Volví a cogerla y vi que a mano y con una cuidada caligrafía, el trajeado había escrito:
Me gustaría disculparme por el malentendido de hoy.
Preséntese mañana a las doce del mediodía en mi clínica
y recibirá una compensación económica.
Le recomiendo que venga afeitado.
De nuevo logró sacarme de mis casillas. Se pensaba que por una mísera propina tenía el derecho de decirme cómo debía mantener mi imagen. Pasé la mano instintivamente por mi mentón y comprobé que tras haberme olvidado de afeitar aquella mañana, ahora la barba asomaba unos milímetros. Tomé un trozo de papel marrón para envolver, pedí un bolígrafo a Luigi y escribí:
Aunque usted sepa poco de eso,
los que trabajamos no podemos perder el tiempo
en acudir a recoger limosnas,
ya que tenemos horarios de personas normales.
Puede usted tirar de la parte trasera de la cintura de su pantalón
y con la otra mano introducirse su compensación económica
en su anatomía interna.
Y le recomiendo que se afeite esa parte
para que dicha introducción sea más liviana.

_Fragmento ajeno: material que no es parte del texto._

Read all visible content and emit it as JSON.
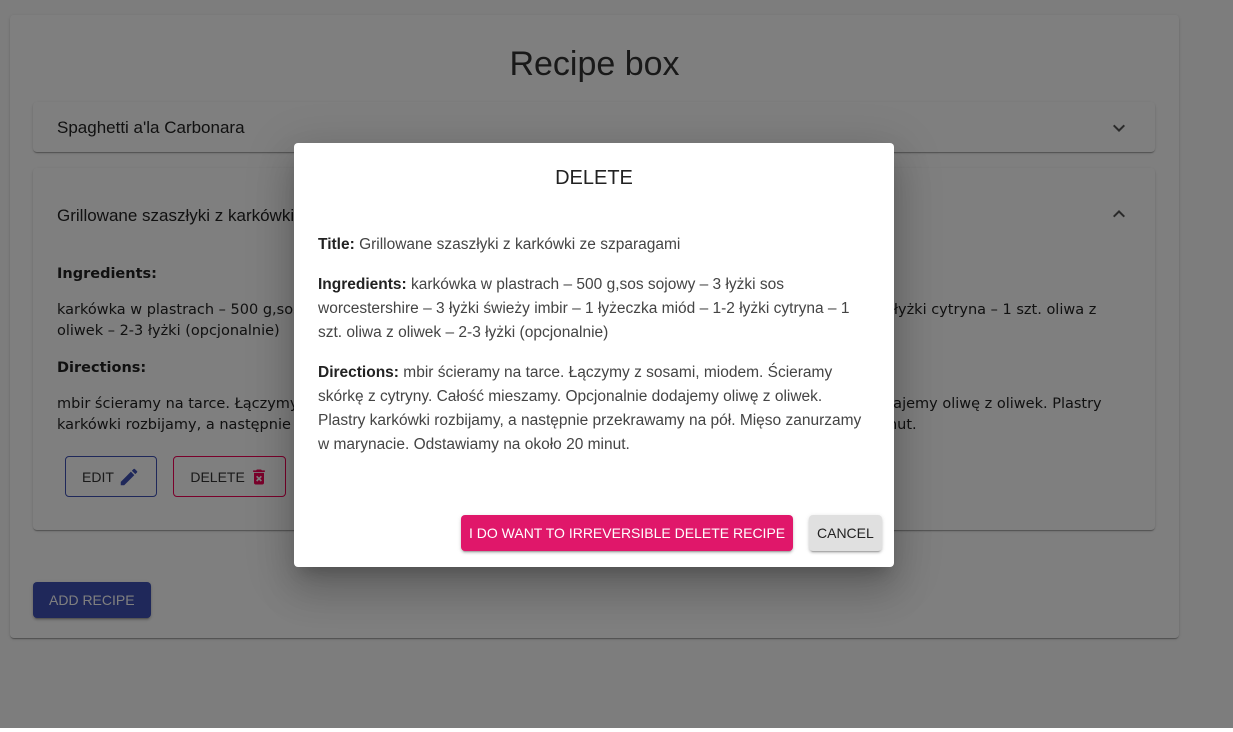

No creo que tenga que aplicar cirugía estética alguna.
Satisfecho con la finura con la que había descrito aquella despectiva grosería, guardé en el bolsillo el irregular trozo de papel y me despedí de Luigi hasta el día siguiente. Antes de irme a casa, pasé por la dirección que indicaba la tarjeta y deposité mi arrugada misiva en el buzón de la clínica imaginando la cara de imbécil que se le iba a quedar a papá Leone.

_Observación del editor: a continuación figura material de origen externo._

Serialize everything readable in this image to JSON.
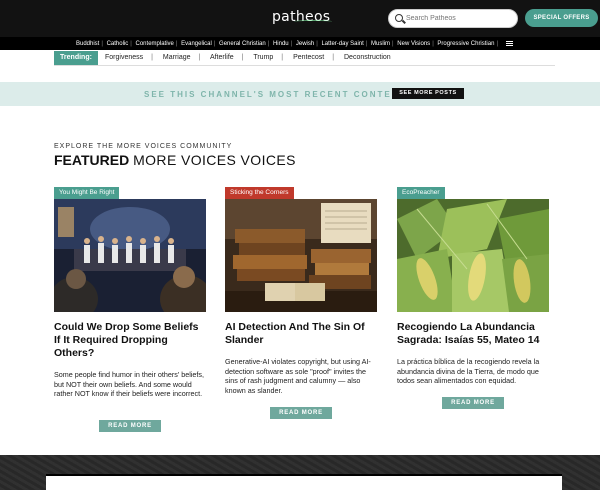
{
  "header": {
    "logo_text": "patheos",
    "search_placeholder": "Search Patheos",
    "special_offers_label": "SPECIAL OFFERS"
  },
  "categories": [
    "Buddhist",
    "Catholic",
    "Contemplative",
    "Evangelical",
    "General Christian",
    "Hindu",
    "Jewish",
    "Latter-day Saint",
    "Muslim",
    "New Visions",
    "Progressive Christian"
  ],
  "trending": {
    "label": "Trending:",
    "items": [
      "Forgiveness",
      "Marriage",
      "Afterlife",
      "Trump",
      "Pentecost",
      "Deconstruction"
    ]
  },
  "channel": {
    "text": "SEE THIS CHANNEL'S MOST RECENT CONTENT",
    "button_label": "SEE MORE POSTS"
  },
  "section": {
    "kicker": "EXPLORE THE MORE VOICES COMMUNITY",
    "title_bold": "FEATURED",
    "title_rest": "MORE VOICES VOICES"
  },
  "cards": [
    {
      "tag": "You Might Be Right",
      "tag_color": "#4a9e8f",
      "title": "Could We Drop Some Beliefs If It Required Dropping Others?",
      "excerpt": "Some people find humor in their others' beliefs, but NOT their own beliefs. And some would rather NOT know if their beliefs were incorrect.",
      "read_more": "READ MORE"
    },
    {
      "tag": "Sticking the Corners",
      "tag_color": "#c0392b",
      "title": "AI Detection And The Sin Of Slander",
      "excerpt": "Generative-AI violates copyright, but using AI-detection software as sole \"proof\" invites the sins of rash judgment and calumny — also known as slander.",
      "read_more": "READ MORE"
    },
    {
      "tag": "EcoPreacher",
      "tag_color": "#4a9e8f",
      "title": "Recogiendo La Abundancia Sagrada: Isaías 55, Mateo 14",
      "excerpt": "La práctica bíblica de la recogiendo revela la abundancia divina de la Tierra, de modo que todos sean alimentados con equidad.",
      "read_more": "READ MORE"
    }
  ],
  "colors": {
    "accent": "#4a9e8f",
    "channel_bg": "#dcecea",
    "topbar_bg": "#121212"
  }
}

Al día siguiente acudí como siempre a la librería y al verme llegar este ya había depositado en el mostrador un paquete envuelto en papel marrón, de forma cúbica y de unos treinta centímetros de lado. Ante mi mirada inquisitoria, comentó:
Lo ha traído un mensajero esta mañana para ti.
Me encogí de hombros y comencé a romper el envoltorio de papel. Dentro apareció una caja con la marca de una conocida sexshop de la ciudad.

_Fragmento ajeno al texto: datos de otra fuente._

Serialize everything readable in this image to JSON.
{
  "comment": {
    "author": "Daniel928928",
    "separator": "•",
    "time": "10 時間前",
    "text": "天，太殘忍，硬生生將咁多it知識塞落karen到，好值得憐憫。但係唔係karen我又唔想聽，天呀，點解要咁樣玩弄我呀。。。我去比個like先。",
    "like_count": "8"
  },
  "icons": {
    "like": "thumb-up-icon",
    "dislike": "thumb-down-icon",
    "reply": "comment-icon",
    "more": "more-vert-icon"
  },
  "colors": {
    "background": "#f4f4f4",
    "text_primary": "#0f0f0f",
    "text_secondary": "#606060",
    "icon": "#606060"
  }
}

¿Es una broma? - pregunté a Luigi.
No por mi parte, desde luego – contestó-. No tengo ni idea de qué va esto.
Con una mezcla de desconfianza y de curiosidad, abrí la tapa superior de la caja y saqué el artículo de su interior. Se trataba de una pieza de látex con una forma muy lograda de un bonito trasero, con sus dos redondeadas nalgas. Pegada con cinta adhesiva a la rosada pieza había una tarjeta como la que me había dejado el cirujano el día anterior. En el reverso había escrito con su inconfundible letra:
Como podrá comprobar, he seguido su consejo.
La introducción ha resultado bastante más fácil
de lo que usted presumía.
Y, en efecto, no he necesitado aplicar cirugía.
Al momento intuí lo que tenía que hacer. Tomé el trasero entre mis manos y separé suavemente los gomosos glúteos con los dedos pulgares. Allí estaba. Al abrirse las dos mitades del artículo asomó un papel por el orificio resultante. Doblado en varios pliegues extraje un billete de quinientos euros de los que hacía años que no veía. Ese día aprendí que no hay que juzgar a las personas por la primera impresión que ofrecen.